Closer do a lot with a limited sonic palette. Despite being rendered in the age-old musical language of the traditional rock trio, Within One Stem is a tangle of musical knots that’s a delight to unpick; and in its density it perfectly reflects Ryann Slauson’s lyrical mode. When they aren’t multi-tasking as drummer-vocalist in a hardcore band or working in a grocery store, Slauson is a poet and visual artist, with a keen interest in science-fiction, politics, queer identity, art theory and relentlessly brutal self-effacement. This results in unusually accomplished lyrics: a dense tapestry of intertextual allusions, to both ‘high’ and ‘low’ culture, thereby blurring the lines between sources as disparate as Proust’s Swann’s Way, The Matrix screenplay, and The Most Extreme Elimination Challenge. The promotional materials for the album even included annotated lyrics that explained many of the homages, motivations and borrowed phrases, thereby making the lives of Genius users everywhere infinitely more straightforward, and, to be honest, without the annotations a lot is extremely hard to follow given the enigmatically obtuse poetry that is Slauson’s calling card – but they’re worth the time investment to dig into.

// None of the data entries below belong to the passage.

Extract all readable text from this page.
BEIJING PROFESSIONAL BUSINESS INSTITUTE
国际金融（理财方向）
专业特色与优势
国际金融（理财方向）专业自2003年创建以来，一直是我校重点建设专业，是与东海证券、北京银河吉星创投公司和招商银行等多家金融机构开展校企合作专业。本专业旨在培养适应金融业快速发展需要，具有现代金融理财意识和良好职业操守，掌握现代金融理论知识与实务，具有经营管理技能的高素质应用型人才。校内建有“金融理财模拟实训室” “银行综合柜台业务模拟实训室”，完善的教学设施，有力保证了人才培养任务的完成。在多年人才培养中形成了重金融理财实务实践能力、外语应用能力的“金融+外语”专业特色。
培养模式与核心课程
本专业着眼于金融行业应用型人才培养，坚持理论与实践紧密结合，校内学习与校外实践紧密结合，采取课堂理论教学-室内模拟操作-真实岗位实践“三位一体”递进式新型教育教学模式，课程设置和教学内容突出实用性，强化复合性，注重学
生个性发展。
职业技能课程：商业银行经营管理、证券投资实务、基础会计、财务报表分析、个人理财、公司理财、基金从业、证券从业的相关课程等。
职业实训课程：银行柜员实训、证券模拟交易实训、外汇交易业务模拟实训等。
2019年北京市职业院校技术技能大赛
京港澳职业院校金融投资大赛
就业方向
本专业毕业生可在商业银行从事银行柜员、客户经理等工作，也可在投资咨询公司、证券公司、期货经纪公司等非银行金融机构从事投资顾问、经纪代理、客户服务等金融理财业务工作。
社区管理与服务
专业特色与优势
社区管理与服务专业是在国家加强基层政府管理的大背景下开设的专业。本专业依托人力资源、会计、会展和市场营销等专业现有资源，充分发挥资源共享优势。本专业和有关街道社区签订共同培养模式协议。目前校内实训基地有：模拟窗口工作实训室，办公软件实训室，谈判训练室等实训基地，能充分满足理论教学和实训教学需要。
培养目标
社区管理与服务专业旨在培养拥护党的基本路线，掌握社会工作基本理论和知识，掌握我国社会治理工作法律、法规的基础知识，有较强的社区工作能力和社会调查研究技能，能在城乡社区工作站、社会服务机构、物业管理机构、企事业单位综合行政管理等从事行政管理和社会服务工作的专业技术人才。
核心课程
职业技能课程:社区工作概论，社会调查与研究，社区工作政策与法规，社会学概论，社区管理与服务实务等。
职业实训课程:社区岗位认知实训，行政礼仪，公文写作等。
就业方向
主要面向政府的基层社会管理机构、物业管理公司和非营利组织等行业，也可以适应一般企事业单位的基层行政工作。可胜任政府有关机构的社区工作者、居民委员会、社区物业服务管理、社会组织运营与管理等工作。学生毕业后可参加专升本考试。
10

The words throughout Within One Stem are shot through with Slauson’s unique perspective upon their life and loves, their expectations and disappointments, and their experience of coming to a realisation about their non-binary, queer identity. This is most poignantly and painfully elucidated in a cathartic, extended verbal barrage on “Angry Flood”. By no means does this all amount to a lot of solipsistic navel-gazing; Slauson is passionately invested in the world around them, and grapples with the politics of the past and present. “Pawning a Laugh” details the push and pull between the capitalist machine and striking workers at a GM plant in the 1930s, concluding that it’s “a template bound to burst.”

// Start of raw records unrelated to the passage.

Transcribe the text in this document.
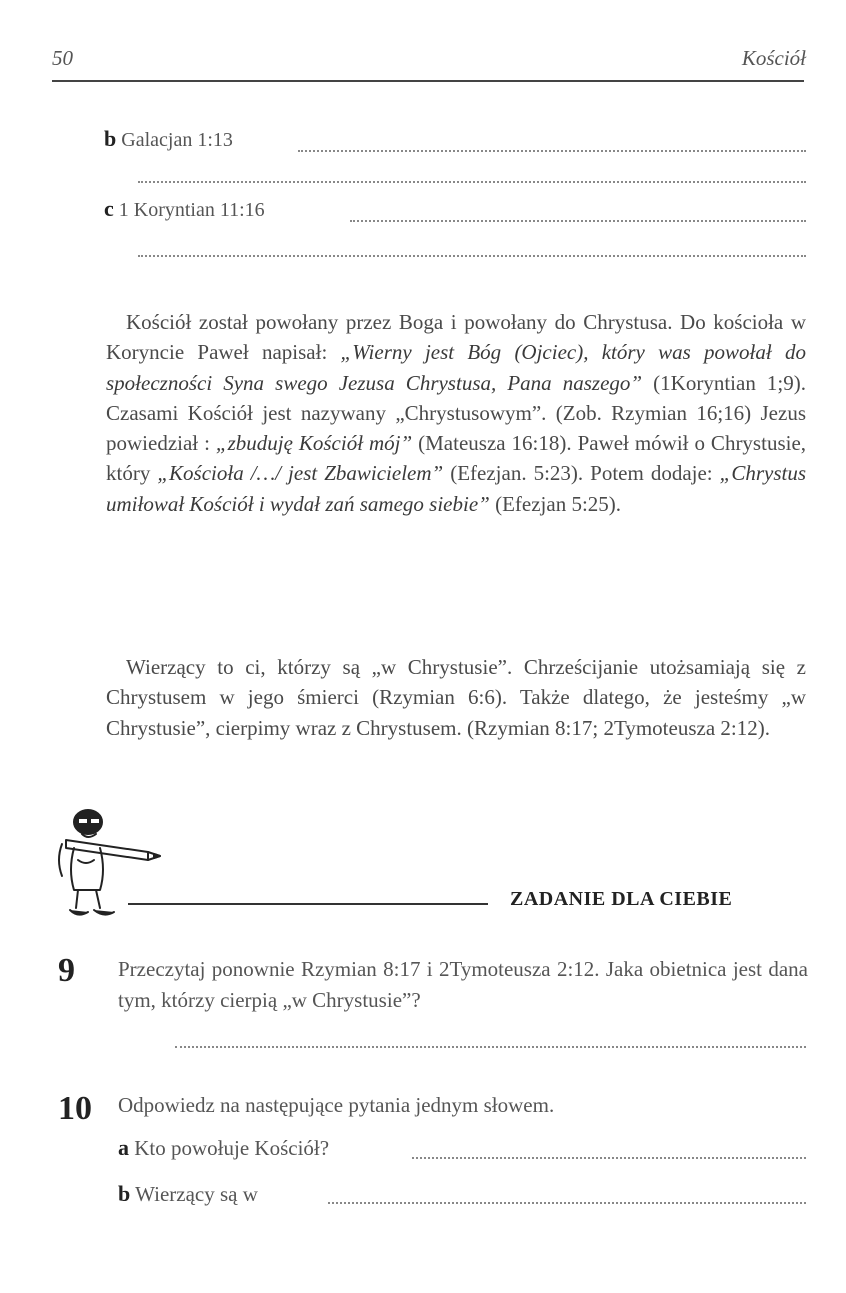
50	Kościół
b Galacjan 1:13
c 1 Koryntian 11:16

Kościół został powołany przez Boga i powołany do Chrystusa. Do kościoła w Koryncie Paweł napisał: „Wierny jest Bóg (Ojciec), który was powołał do społeczności Syna swego Jezusa Chrystusa, Pana naszego” (1Koryntian 1;9). Czasami Kościół jest nazywany „Chrystusowym”. (Zob. Rzymian 16;16) Jezus powiedział : „zbuduję Kościół mój” (Mateusza 16:18). Paweł mówił o Chrystusie, który „Kościoła /…/ jest Zbawicielem” (Efezjan. 5:23). Potem dodaje: „Chrystus umiłował Kościół i wydał zań samego siebie” (Efezjan 5:25).

Wierzący to ci, którzy są „w Chrystusie”. Chrześcijanie utożsamiają się z Chrystusem w jego śmierci (Rzymian 6:6). Także dlatego, że jesteśmy „w Chrystusie”, cierpimy wraz z Chrystusem. (Rzymian 8:17; 2Tymoteusza 2:12).

ZADANIE DLA CIEBIE
9 Przeczytaj ponownie Rzymian 8:17 i 2Tymoteusza 2:12. Jaka obietnica jest dana tym, którzy cierpią „w Chrystusie”?
10 Odpowiedz na następujące pytania jednym słowem.
a Kto powołuje Kościół?
b Wierzący są w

What sets Within One Stem apart is that equal weight is given to making the instrumentals and the sentiment behind the words land with comparative force. Closing track, “937” (a reference to the corporate mandate in Alien that the Xenomorph be preserved at all costs – a sci-fi spin on the oppressive power dynamics outlined previously on “Pawning a Laugh”) climaxes with a line as heavy as any down-tuned riff: “what good does it do you, to believe in good things?” Given the year we’ve all just had, you’d be excused for sitting back in your chair now and staring into the middle distance, as an existential crisis rises in the pit of your stomach.

As emotionally stark and bleak as Within One Stem can get, there’s a palpable, moving sense of empathy and humanity across the record, and the band’s passionate playing is testament to their conviction, their belief in what they are doing, regardless of the challenges that accompany dogged perseverance. Closer are a good thing, and I, for one, believe in them. The album ends on a line that recalls that earlier mantra from “Hardly Art”, just boiled down to a fundamental reduction: “I need some meaning I can memorise.” For those who discover it, Within One Stem will go some way towards addressing that need.